There are many reasons why a person might choose to write and share things. I recently realized that although my reasons all boil down to “I write for myself”, I often hold myself back with self-criticisms that are only relevant if my goal is to write for others.
For example, I’m interested in writing technical blog posts, and the reasons are almost always these: I just learned a new concept and want to articulate how it works so I can solidify my understanding of it. Or I just built a project using an unfamiliar tool and I want to document the process for my own future reference as well as, again, deepening my grasp of it.
That’s basically it. I have no desire to, say, teach others something new, start a side hustle or further my career by producing developer content, or shift the way the tech industry or scholars and researchers think about something. Those are valid goals one could have and they largely seem like cool side effects, but they’re not what drive me to want to write.
More broadly, writing is one important way I think and make sense of experiences. It is the case, by choice, that my notes, from class notes to todo lists and journal-like entries, are very scattered across mediums and I don’t use a system to preserve or organize them well. This makes me particularly appreciate when I have a(n at least somewhat) polished, easy-to-find, honest record of what and how I was thinking at a previous moment in time.
If I write about a life lesson I learned recently or an opinion I hold, it shouldn’t matter if someone reads it and thinks, “wtf that’s so basic, i already knew that”. It’s not relevant. It also doesn’t matter if someone disagrees. Maybe we could talk about it and one of us changes our minds — taking in new information and adjusting is part of life — but we don’t need to. The important thing is that the idea that someone might disagree shouldn’t stop me from sharing, because I’m sharing to express myself.

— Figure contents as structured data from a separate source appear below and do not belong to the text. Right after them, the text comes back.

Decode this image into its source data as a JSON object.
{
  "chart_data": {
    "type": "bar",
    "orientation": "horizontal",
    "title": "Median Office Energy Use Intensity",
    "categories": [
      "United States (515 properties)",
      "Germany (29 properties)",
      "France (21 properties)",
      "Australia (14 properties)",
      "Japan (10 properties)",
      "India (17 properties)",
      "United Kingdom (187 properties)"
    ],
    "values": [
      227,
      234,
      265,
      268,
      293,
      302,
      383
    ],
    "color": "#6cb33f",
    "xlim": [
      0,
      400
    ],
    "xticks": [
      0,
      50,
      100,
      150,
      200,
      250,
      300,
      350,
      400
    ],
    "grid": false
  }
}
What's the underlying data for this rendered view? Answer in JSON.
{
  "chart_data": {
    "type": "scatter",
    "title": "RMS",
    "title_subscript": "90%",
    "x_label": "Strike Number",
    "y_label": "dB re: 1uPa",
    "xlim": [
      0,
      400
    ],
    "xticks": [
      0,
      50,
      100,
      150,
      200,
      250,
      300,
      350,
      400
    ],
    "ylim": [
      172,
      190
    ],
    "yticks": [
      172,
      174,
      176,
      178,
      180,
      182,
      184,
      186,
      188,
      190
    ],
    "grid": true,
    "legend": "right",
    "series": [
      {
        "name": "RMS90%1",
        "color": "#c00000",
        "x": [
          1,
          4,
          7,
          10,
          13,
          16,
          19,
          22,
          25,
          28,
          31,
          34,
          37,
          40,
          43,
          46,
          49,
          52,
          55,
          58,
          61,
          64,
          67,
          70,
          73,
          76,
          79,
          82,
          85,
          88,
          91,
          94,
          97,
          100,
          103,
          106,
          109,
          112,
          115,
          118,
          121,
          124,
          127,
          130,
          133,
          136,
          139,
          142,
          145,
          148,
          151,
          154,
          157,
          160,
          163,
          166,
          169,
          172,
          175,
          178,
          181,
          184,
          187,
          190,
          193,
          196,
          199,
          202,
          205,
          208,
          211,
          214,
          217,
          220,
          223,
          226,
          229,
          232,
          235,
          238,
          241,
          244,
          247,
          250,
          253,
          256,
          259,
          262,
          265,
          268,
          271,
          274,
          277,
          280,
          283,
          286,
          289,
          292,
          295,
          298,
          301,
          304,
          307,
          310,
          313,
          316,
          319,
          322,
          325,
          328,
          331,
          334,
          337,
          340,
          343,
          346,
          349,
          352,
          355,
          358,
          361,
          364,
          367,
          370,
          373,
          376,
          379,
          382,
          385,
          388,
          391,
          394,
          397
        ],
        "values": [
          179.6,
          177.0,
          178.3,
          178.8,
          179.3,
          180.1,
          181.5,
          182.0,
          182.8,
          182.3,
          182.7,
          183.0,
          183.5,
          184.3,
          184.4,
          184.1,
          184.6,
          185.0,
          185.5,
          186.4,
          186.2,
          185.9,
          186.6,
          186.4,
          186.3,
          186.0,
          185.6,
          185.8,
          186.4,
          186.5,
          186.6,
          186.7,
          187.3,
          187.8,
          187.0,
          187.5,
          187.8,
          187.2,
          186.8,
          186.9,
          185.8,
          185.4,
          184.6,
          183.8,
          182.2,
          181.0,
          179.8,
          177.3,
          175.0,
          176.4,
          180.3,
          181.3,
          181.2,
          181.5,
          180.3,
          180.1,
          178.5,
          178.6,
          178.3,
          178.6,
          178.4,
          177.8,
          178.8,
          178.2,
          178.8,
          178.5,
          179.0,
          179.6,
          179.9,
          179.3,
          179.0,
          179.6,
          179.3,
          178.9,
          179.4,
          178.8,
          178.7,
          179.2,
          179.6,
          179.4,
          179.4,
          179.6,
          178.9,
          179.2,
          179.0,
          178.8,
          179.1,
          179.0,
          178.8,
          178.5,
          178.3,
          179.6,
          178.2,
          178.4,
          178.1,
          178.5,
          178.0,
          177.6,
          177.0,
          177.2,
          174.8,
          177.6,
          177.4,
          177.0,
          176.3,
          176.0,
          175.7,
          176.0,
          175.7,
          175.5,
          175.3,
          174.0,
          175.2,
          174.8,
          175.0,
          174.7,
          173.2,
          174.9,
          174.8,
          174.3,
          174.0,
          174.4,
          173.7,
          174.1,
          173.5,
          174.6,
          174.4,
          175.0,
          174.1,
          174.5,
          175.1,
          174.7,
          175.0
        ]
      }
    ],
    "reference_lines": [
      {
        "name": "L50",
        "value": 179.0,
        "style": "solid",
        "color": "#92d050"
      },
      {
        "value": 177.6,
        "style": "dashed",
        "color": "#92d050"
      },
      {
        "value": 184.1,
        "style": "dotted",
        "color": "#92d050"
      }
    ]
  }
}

(In fact, it could be helpful to just always assume that some people will agree with you and some people will disagree. If I take this as a given, I don’t see any obvious changes to make in response, so for me, this assumption is just a nudge in the direction of continuing toward sharing what I intended to share.)
A related observation is that I love reading other people’s life updates. Not necessarily grand, year in review-scale productions, though those are nice too, but just what has happened in the last day or week or two, along with brief, partly-baked thoughts about those happenings, usually on a lowkey blog of some sort. Maybe this is a nosy drive, but that aside, it’s ironic that I’ve struggled to give myself the permission to create and share the exact kind of content I enjoy reading.
I don’t know if these trains of thought help when one is trying to write for others. If your goal is indeed to provide novel ideas, then yeah, if you’re getting feedback that nothing you’re sharing is insightful, you probably want to change something. Maybe I’ll think about that at some point, as I do have aspirations of writing for others (in the relatively far future), but not now.